When kids complain about school or life in general, caring adults will often stop whatever they are doing, make a beeline to their kid, and attend to the issue, offering free advice in the process. While this sounds like a good idea, it isn’t. Going about things this way tells your kid that adults will give them undivided attention when they have a problem. This encourages the kid to bring more problems to the attention of adults and to see more situations as problems. Dealing with these situations emotionally exacerbates these issues. Giving the kid advice implies that you don’t think they can solve problems on their own.
In addition, no one of any age likes to get unsolicited advice, and humans tend to resent the purveyors of such advice. So, by giving lots of attention to a kid who complains of a problem and then giving them advice, we make the kid think that they have more problems than they actually have, We also imply that the kid isn’t able to solve those problems, and, at the end of all of it, we’ve also made the kid resentful of us.
Oops.
After all of this, what Kid really needed was love in the form of empathy, and the opportunity to solve his own problem so he could feel effective as a human being. He didn’t need us to solve the problem. Here’s how I would handle your kid when he expresses frustration with his life heading into his new school year:
Kid: Oh, bother.
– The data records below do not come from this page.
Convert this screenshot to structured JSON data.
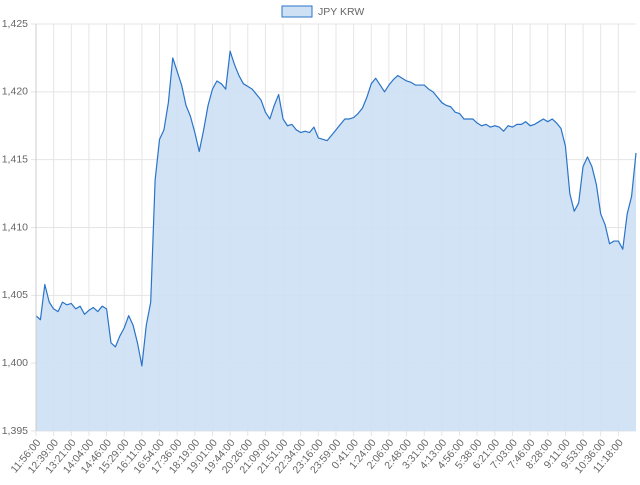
{
  "chart_data": {
    "type": "area",
    "categories": [
      "11:56:00",
      null,
      null,
      null,
      "12:39:00",
      null,
      null,
      null,
      "13:21:00",
      null,
      null,
      null,
      "14:04:00",
      null,
      null,
      null,
      "14:46:00",
      null,
      null,
      null,
      "15:29:00",
      null,
      null,
      null,
      "16:11:00",
      null,
      null,
      null,
      "16:54:00",
      null,
      null,
      null,
      "17:36:00",
      null,
      null,
      null,
      "18:19:00",
      null,
      null,
      null,
      "19:01:00",
      null,
      null,
      null,
      "19:44:00",
      null,
      null,
      null,
      "20:26:00",
      null,
      null,
      null,
      "21:09:00",
      null,
      null,
      null,
      "21:51:00",
      null,
      null,
      null,
      "22:34:00",
      null,
      null,
      null,
      "23:16:00",
      null,
      null,
      null,
      "23:59:00",
      null,
      null,
      null,
      "0:41:00",
      null,
      null,
      null,
      "1:24:00",
      null,
      null,
      null,
      "2:06:00",
      null,
      null,
      null,
      "2:48:00",
      null,
      null,
      null,
      "3:31:00",
      null,
      null,
      null,
      "4:13:00",
      null,
      null,
      null,
      "4:56:00",
      null,
      null,
      null,
      "5:38:00",
      null,
      null,
      null,
      "6:21:00",
      null,
      null,
      null,
      "7:03:00",
      null,
      null,
      null,
      "7:46:00",
      null,
      null,
      null,
      "8:28:00",
      null,
      null,
      null,
      "9:11:00",
      null,
      null,
      null,
      "9:53:00",
      null,
      null,
      null,
      "10:36:00",
      null,
      null,
      null,
      "11:18:00",
      null,
      null,
      null,
      null
    ],
    "series": [
      {
        "name": "JPY KRW",
        "color": "#2a74c8",
        "fill": "#cde0f4",
        "values": [
          1403.5,
          1403.2,
          1405.8,
          1404.5,
          1404,
          1403.8,
          1404.5,
          1404.3,
          1404.4,
          1404,
          1404.2,
          1403.6,
          1403.9,
          1404.1,
          1403.8,
          1404.2,
          1404,
          1401.5,
          1401.2,
          1402,
          1402.6,
          1403.5,
          1402.8,
          1401.5,
          1399.8,
          1402.8,
          1404.5,
          1413.5,
          1416.5,
          1417.2,
          1419.2,
          1422.5,
          1421.5,
          1420.5,
          1419,
          1418.2,
          1417,
          1415.6,
          1417.2,
          1419,
          1420.2,
          1420.8,
          1420.6,
          1420.2,
          1423,
          1422,
          1421.2,
          1420.6,
          1420.4,
          1420.2,
          1419.8,
          1419.4,
          1418.5,
          1418,
          1419,
          1419.8,
          1418,
          1417.5,
          1417.6,
          1417.2,
          1417,
          1417.1,
          1417,
          1417.4,
          1416.6,
          1416.5,
          1416.4,
          1416.8,
          1417.2,
          1417.6,
          1418,
          1418,
          1418.1,
          1418.4,
          1418.8,
          1419.6,
          1420.6,
          1421,
          1420.5,
          1420,
          1420.5,
          1420.9,
          1421.2,
          1421,
          1420.8,
          1420.7,
          1420.5,
          1420.5,
          1420.5,
          1420.2,
          1420,
          1419.6,
          1419.2,
          1419,
          1418.9,
          1418.5,
          1418.4,
          1418,
          1418,
          1418,
          1417.7,
          1417.5,
          1417.6,
          1417.4,
          1417.5,
          1417.4,
          1417.1,
          1417.5,
          1417.4,
          1417.6,
          1417.6,
          1417.8,
          1417.5,
          1417.6,
          1417.8,
          1418,
          1417.8,
          1418,
          1417.7,
          1417.3,
          1416,
          1412.5,
          1411.2,
          1411.8,
          1414.5,
          1415.2,
          1414.5,
          1413.2,
          1411,
          1410.2,
          1408.8,
          1409,
          1409,
          1408.4,
          1411,
          1412.3,
          1415.5
        ]
      }
    ],
    "ylim": [
      1395,
      1425
    ],
    "yticks": [
      {
        "value": 1395,
        "label": "1,395"
      },
      {
        "value": 1400,
        "label": "1,400"
      },
      {
        "value": 1405,
        "label": "1,405"
      },
      {
        "value": 1410,
        "label": "1,410"
      },
      {
        "value": 1415,
        "label": "1,415"
      },
      {
        "value": 1420,
        "label": "1,420"
      },
      {
        "value": 1425,
        "label": "1,425"
      }
    ],
    "grid": true,
    "legend": "top"
  }
}
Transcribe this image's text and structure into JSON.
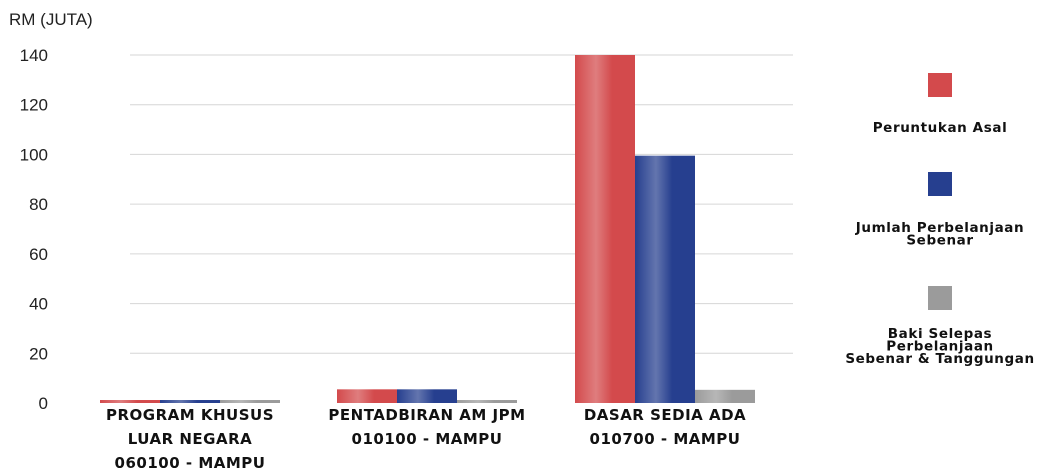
{
  "chart_data": {
    "type": "bar",
    "ylabel": "RM (JUTA)",
    "ylim": [
      0,
      140
    ],
    "yticks": [
      0,
      20,
      40,
      60,
      80,
      100,
      120,
      140
    ],
    "grid": true,
    "legend_position": "right",
    "categories": [
      [
        "PROGRAM KHUSUS",
        "LUAR NEGARA",
        "060100 - MAMPU"
      ],
      [
        "PENTADBIRAN AM JPM",
        "010100 - MAMPU"
      ],
      [
        "DASAR SEDIA ADA",
        "010700 - MAMPU"
      ]
    ],
    "series": [
      {
        "name": "Peruntukan Asal",
        "name_lines": [
          "Peruntukan Asal"
        ],
        "color": "#d34a4c",
        "values": [
          1.2,
          5.5,
          140
        ]
      },
      {
        "name": "Jumlah Perbelanjaan Sebenar",
        "name_lines": [
          "Jumlah Perbelanjaan",
          "Sebenar"
        ],
        "color": "#263f8f",
        "values": [
          1.2,
          5.5,
          99.5
        ]
      },
      {
        "name": "Baki Selepas Perbelanjaan Sebenar & Tanggungan",
        "name_lines": [
          "Baki Selepas",
          "Perbelanjaan",
          "Sebenar & Tanggungan"
        ],
        "color": "#9b9b9b",
        "values": [
          1.2,
          1.2,
          5.3
        ]
      }
    ]
  }
}
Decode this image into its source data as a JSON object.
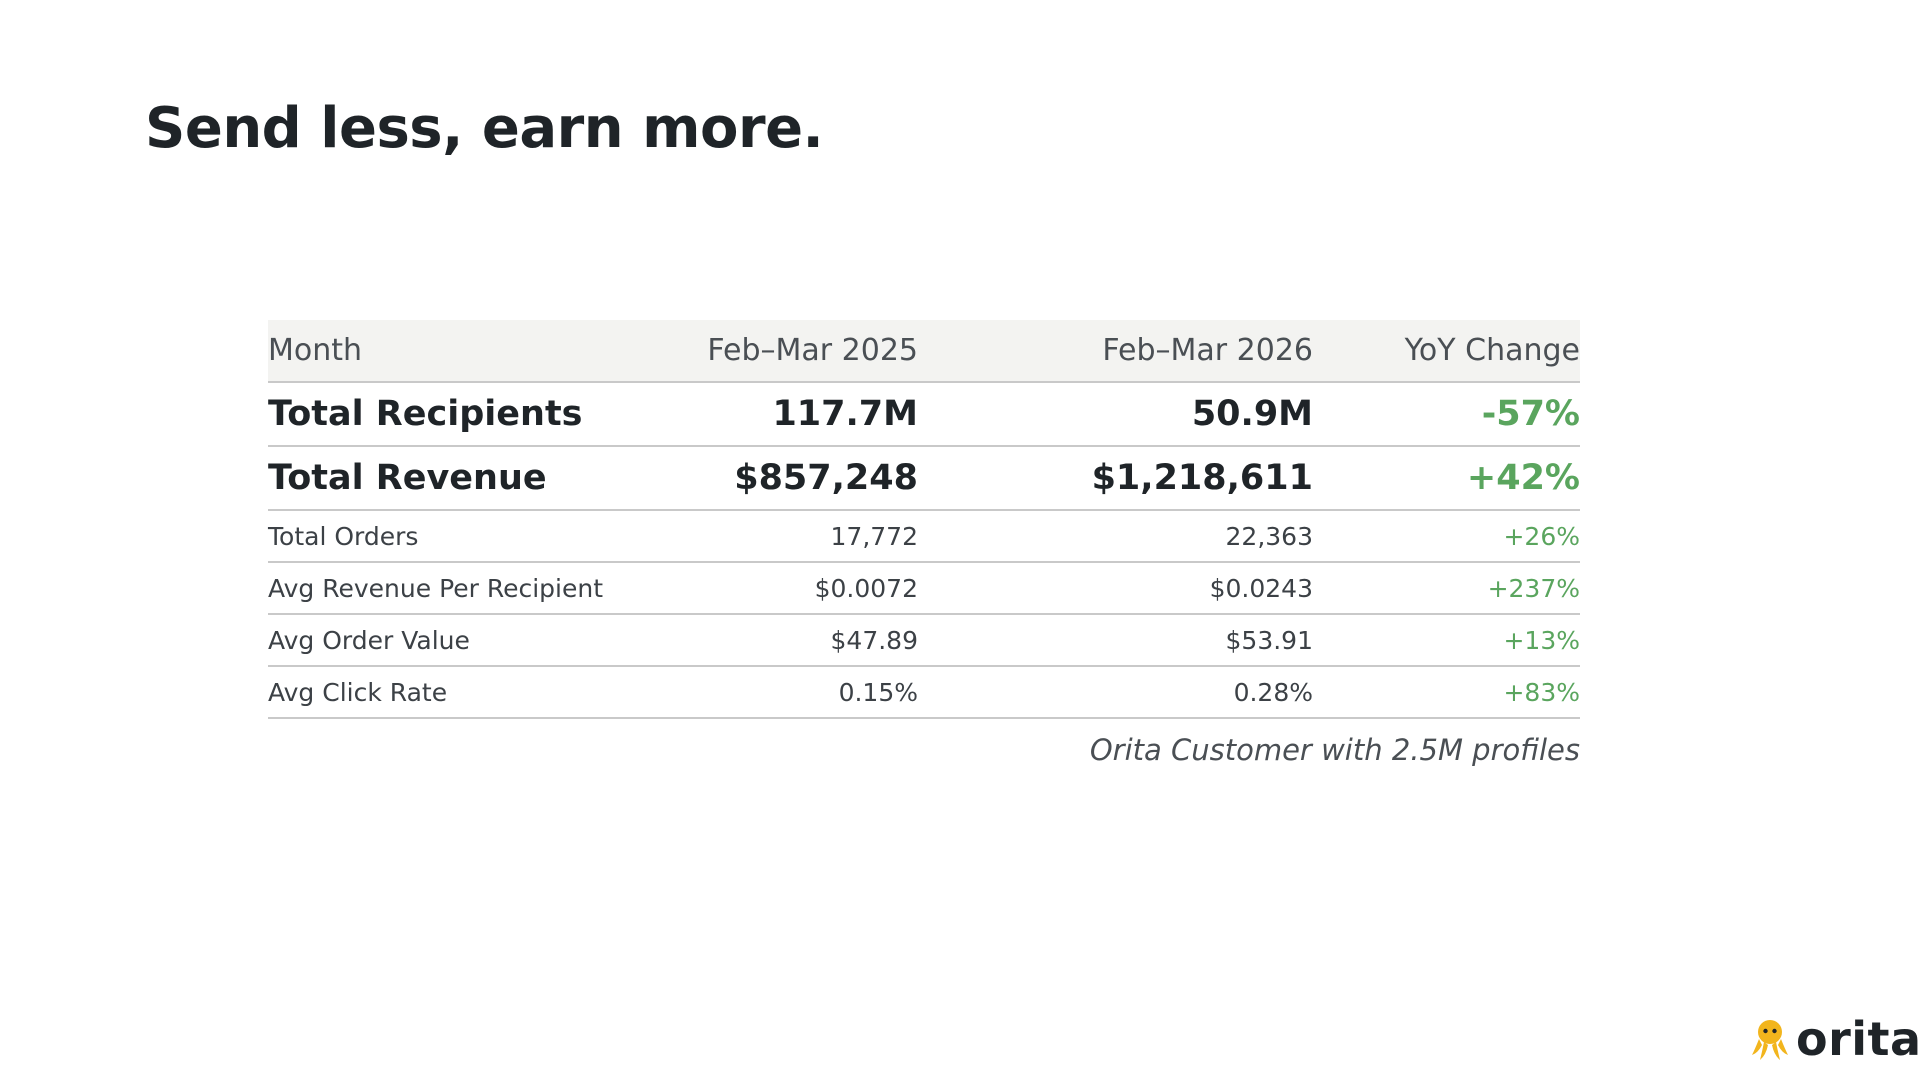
{
  "slide": {
    "title": "Send less, earn more."
  },
  "table": {
    "columns": [
      "Month",
      "Feb–Mar 2025",
      "Feb–Mar 2026",
      "YoY Change"
    ],
    "rows": [
      {
        "metric": "Total Recipients",
        "y2025": "117.7M",
        "y2026": "50.9M",
        "change": "-57%"
      },
      {
        "metric": "Total Revenue",
        "y2025": "$857,248",
        "y2026": "$1,218,611",
        "change": "+42%"
      },
      {
        "metric": "Total Orders",
        "y2025": "17,772",
        "y2026": "22,363",
        "change": "+26%"
      },
      {
        "metric": "Avg Revenue Per Recipient",
        "y2025": "$0.0072",
        "y2026": "$0.0243",
        "change": "+237%"
      },
      {
        "metric": "Avg Order Value",
        "y2025": "$47.89",
        "y2026": "$53.91",
        "change": "+13%"
      },
      {
        "metric": "Avg Click Rate",
        "y2025": "0.15%",
        "y2026": "0.28%",
        "change": "+83%"
      }
    ],
    "footnote": "Orita Customer with 2.5M profiles"
  },
  "logo": {
    "wordmark": "orita",
    "icon": "octopus-icon"
  },
  "colors": {
    "title": "#1f2428",
    "header_bg": "#f3f3f1",
    "positive": "#5aa55e",
    "rule": "#c9c9c9",
    "logo_accent": "#f2b51d"
  }
}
I have very few friends, this summer has been less socially successful than I would have liked, and now I am going to sixth grade, whereby I surely will be ignored and not properly appreciated.
Kid Whisperer (while doing dishes): Yikes. That doesn’t sound good. I certainly remember being eleven! Are you going to be able to solve that problem? If so, how?
Kid: I don’t know! I’m only eleven. I don’t know things yet.
Kid Whisperer: Yikes. Do you want some ideas?
Kid: No, frankly.
Kid Whisperer: Okay. Good luck. I know you’ll figure something out.
If, at some point in the future, Kid comes to you asking how to make friends, you can tell him what has been successful for people you have known (not for you, but for others). Otherwise, just be sad when and if your kid fails to make friends. Eventually, perhaps after many failures, Kid may come to you for ideas about how to solve his problem. In the meantime, the above actions teach Kid that you care about him, that his problems are his problems, and that you have confidence in his ability so be a strong, effective person. This is a great emotional location from which Kid can begin a lifetime of responsibility and problem solving!